Ayurveda treatment visualizes the human body as a single unit and this holistic approach has opened many newer methods for treatment. The treatment of Osteoporosis in Asthikshaya includes avoidance of etiological factors (Nidana Parivarjana), Biopurification (Shodhana), Palliative treatment (Shamana), Rejuvenation (Rasayana), and Proper Diet (Pathyapathya).
Nidana Parivarjana: Vata dosha is commonly located in bones and Ayurveda considers the increase of Vata as one of the factors responsible for Osteoporosis in Asthikshaya. Avoid excessive indulgence in etiological factors responsible for provocation of Vata, vitiation of Asthi, Majjavahasrotas, and also the psychic factors.
Shodhana: Panchakarma especially Basti which contains milk (Kshira), Ghee (ghrita), and Tikta Dravya.

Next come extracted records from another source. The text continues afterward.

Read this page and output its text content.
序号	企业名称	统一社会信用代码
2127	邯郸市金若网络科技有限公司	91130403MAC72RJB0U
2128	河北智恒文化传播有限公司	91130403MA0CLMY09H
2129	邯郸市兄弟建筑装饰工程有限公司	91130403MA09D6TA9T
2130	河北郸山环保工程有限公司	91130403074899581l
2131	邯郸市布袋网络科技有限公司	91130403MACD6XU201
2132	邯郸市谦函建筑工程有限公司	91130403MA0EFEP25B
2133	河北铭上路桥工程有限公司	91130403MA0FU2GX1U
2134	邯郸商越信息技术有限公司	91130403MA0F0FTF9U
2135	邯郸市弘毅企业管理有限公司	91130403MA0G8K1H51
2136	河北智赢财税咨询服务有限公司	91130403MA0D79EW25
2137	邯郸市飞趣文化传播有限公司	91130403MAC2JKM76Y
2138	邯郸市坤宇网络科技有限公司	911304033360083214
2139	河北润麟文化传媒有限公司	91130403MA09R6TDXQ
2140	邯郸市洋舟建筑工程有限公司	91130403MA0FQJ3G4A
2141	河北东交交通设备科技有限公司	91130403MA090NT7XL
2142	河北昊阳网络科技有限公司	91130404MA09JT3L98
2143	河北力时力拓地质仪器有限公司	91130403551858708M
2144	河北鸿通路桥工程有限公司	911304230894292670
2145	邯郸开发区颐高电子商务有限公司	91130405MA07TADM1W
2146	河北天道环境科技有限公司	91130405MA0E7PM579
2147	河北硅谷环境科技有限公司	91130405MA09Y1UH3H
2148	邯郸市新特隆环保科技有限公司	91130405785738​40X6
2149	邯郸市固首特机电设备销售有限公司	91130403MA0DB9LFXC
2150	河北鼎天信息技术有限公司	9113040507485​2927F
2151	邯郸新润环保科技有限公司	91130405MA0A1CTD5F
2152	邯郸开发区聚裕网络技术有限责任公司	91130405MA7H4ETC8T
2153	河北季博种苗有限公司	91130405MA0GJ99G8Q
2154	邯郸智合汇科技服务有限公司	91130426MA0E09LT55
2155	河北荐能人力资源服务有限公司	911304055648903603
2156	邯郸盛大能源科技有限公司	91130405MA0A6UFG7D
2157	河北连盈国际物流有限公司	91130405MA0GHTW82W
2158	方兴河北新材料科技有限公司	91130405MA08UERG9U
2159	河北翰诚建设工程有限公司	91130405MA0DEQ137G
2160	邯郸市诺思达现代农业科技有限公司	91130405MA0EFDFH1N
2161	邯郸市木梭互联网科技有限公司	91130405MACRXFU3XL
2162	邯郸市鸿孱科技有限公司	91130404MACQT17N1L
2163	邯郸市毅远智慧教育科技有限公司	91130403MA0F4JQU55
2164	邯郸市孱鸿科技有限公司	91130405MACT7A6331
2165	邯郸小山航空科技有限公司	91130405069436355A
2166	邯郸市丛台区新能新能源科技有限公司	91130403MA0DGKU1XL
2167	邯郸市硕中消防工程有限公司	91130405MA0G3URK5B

Shamana: The main aim of Ayurvedic therapy in Osteoporosis Asthigatvata includes Vatashamak, Tarpak, Brihman, Balya, and Asthisandhankar treatment.
Research studies suggest that drugs like Guduchi, Ashwagandha, Vacha, Dadima have Antiosteoporotic and Phytoestrogenic properties which strengthen the bone.
Different parts of the plants like Withania somnifera, Cissus quadrangularis, Punica granatum, Tinospora cordifolia, Curcuma longa, Nigella sativa, Melia azedarach, Asparagus racemosus, Moringa oleifera, Zingiber officinale, and Sesamum indicum are studied experimentally and found effective in the management of osteoporosis. These should be taken strictly under medical supervision.
All women over the age of 45 years should have a bone density test done. Always remember that screening is an important prevention strategy to prevent bone loss and keep your bones strong. It will lead to early intervention and result in a better quality of life. The frequency for a bone density test depends on a number of factors such as your age, your bone density results, and whether you are taking any osteoporosis or arthritis treatment.
If your healthcare provider hasn’t spoken to you about your bone health, it is time for you to bring it up! Especially, if you have elderly women in the family, who are now confined to their homes due to the present lockdown and pandemic situation, screening for bone health becomes crucial.
Women being considered the backbone of a family must save their bones at any cost!